Maple/Using Maple in Analysis

From Wikibooks, open books for an open world
Jump to navigation Jump to search

There are many various kinds of analysis, and in very few of them Maple may help. One of the "maplable" analyses is the Asymptotical analysis. It is typical, that at calculus of cumbersome expressions, small values of some parameters are especially interesting. One can evaluate derivatives and then approximate the function with truncated Taylor series. As these operations often appear together, there is special service called series.

Examples of series[edit | edit source]

series(sin(x), x, 4)

returns

x-1/6*x^3+O(x^4)

because the function sin has known derivatives. If the function is not known, the derivatives remain in general form:

s(0)+(D(s))(0)*x+1/2*((`@@`(D, 2))(s))(0)*x^2+1/6*((`@@`(D, 3))(s))(0)*x^3+O(x^4)

One can guess that the sequence

`@@`(D, 2))(s))(0)

means second derivative of function whose name is s.

In general, arguments of series can be: expression, variable which is supposed to be small, and the minimal power of this argument dropped out.

If no obvious dependency of the expression on the variable is found, the result is just expression:

series(a, b)

returns just

a

Not all functions can be expressed as Tailor expansion. Nevertheless Maple series tries to do its best, for example,

series((1+1/x^2)/(1+2/x+x*log(x)), x, 2)

returns

1/2/x-1/4+(5/8-1/4*ln(x))*x+O(x^2)

which may have sense in asymptotic analysis.

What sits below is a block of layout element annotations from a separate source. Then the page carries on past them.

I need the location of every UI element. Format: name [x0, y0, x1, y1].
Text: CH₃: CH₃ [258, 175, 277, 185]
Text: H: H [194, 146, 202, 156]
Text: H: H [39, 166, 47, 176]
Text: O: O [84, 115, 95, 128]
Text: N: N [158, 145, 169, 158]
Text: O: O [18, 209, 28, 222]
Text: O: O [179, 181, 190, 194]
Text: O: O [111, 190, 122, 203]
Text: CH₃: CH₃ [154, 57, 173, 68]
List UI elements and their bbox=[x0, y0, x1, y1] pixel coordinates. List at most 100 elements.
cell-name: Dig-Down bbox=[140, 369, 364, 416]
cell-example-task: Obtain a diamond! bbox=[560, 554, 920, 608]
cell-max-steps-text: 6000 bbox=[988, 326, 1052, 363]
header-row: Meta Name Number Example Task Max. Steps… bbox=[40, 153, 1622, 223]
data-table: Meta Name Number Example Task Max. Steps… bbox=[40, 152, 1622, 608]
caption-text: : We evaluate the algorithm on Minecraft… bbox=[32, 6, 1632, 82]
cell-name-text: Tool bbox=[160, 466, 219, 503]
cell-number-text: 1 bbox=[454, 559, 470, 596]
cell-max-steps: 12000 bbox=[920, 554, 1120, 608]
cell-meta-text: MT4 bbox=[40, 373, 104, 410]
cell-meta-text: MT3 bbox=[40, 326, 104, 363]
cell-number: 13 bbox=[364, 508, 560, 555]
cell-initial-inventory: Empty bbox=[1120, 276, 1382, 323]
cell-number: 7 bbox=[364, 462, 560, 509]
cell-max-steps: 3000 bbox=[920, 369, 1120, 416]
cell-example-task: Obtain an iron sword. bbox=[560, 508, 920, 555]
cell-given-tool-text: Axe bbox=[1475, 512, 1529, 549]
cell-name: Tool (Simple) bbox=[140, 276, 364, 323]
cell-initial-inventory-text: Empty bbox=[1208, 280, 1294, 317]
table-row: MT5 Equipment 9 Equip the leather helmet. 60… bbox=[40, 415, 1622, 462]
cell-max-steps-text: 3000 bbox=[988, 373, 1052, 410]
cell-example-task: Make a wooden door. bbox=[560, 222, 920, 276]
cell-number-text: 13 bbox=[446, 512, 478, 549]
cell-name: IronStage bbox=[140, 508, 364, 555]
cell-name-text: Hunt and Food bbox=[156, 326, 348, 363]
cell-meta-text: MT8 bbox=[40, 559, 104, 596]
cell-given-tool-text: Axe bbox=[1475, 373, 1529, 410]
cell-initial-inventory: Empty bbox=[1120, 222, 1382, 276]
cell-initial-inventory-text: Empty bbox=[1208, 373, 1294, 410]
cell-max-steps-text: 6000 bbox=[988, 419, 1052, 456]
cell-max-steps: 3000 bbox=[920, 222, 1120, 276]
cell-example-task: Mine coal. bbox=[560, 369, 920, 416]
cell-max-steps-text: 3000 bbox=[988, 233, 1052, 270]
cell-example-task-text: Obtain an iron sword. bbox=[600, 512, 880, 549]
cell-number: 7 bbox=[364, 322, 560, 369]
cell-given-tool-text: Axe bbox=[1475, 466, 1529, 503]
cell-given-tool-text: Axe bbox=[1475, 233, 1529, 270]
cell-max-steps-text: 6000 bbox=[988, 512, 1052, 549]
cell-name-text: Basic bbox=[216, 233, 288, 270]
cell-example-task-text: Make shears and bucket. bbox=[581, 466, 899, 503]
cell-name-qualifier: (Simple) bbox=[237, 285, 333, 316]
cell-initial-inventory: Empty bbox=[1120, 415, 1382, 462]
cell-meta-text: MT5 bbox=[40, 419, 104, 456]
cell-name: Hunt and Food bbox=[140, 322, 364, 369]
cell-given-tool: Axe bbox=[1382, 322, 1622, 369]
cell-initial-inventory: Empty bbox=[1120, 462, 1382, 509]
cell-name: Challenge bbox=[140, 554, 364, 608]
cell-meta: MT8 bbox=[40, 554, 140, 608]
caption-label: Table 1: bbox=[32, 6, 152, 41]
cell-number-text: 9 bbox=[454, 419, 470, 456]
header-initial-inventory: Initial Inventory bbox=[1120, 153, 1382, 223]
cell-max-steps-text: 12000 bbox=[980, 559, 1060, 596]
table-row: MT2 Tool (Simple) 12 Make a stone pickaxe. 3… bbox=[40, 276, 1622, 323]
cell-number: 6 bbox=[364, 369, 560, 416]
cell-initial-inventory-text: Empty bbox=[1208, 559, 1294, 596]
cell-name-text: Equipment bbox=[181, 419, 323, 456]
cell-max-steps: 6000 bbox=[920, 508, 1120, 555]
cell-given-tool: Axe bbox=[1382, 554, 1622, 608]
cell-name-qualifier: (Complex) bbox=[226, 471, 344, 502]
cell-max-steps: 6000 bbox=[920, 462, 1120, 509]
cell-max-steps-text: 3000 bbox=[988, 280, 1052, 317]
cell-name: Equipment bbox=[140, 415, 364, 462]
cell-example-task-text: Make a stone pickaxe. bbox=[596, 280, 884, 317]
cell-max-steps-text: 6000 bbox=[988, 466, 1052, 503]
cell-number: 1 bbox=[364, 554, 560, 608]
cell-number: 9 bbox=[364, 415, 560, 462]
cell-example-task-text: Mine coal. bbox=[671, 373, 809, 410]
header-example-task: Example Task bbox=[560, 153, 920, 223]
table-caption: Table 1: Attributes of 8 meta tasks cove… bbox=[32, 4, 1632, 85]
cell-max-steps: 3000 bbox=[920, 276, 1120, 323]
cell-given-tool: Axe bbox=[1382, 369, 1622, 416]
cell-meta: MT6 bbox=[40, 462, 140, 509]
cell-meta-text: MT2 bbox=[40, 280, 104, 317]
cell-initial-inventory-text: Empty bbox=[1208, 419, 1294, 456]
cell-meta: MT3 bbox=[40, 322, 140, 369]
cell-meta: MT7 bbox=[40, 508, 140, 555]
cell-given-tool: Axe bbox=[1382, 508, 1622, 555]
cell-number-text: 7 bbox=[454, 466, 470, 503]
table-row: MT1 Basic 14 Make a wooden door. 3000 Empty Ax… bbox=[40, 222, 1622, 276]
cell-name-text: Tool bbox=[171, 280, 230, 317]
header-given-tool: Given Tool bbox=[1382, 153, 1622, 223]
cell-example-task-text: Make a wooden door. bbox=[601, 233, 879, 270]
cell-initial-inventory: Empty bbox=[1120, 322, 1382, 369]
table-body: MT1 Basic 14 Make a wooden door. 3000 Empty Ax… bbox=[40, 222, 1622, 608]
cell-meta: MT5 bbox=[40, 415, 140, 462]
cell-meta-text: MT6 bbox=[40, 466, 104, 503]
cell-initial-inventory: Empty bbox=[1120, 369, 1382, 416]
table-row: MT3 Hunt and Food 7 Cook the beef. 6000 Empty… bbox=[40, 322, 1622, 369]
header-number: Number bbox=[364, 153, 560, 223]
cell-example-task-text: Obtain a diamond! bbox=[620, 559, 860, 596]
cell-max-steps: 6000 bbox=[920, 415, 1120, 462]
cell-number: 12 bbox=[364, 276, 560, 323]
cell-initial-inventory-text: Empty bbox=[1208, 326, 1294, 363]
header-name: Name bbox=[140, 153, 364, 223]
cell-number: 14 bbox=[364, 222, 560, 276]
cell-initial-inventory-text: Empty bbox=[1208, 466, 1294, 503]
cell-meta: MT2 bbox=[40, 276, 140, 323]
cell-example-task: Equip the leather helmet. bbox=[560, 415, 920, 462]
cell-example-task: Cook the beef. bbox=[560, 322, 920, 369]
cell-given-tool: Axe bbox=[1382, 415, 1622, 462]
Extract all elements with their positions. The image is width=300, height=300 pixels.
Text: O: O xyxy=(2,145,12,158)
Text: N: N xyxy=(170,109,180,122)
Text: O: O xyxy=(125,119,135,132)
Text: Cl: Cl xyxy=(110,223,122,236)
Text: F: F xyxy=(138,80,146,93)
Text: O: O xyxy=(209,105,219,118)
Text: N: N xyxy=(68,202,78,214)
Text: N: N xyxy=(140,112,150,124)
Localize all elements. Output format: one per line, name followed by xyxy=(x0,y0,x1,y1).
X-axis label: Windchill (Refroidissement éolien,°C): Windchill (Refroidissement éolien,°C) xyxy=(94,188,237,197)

It is not difficult to write a function when the series cannot help, for example,

series(exp(1/x^2), x, 3)

returns

Error, (in series/exp) unable to compute series

although it is easy to see, that, at least for the real values of the argument, all the derivatives in zero are just zero. By default, Maple considers all variables as complex; in the complex plane, behavior of the function in the last example is pretty singular and no simple expansion is possible.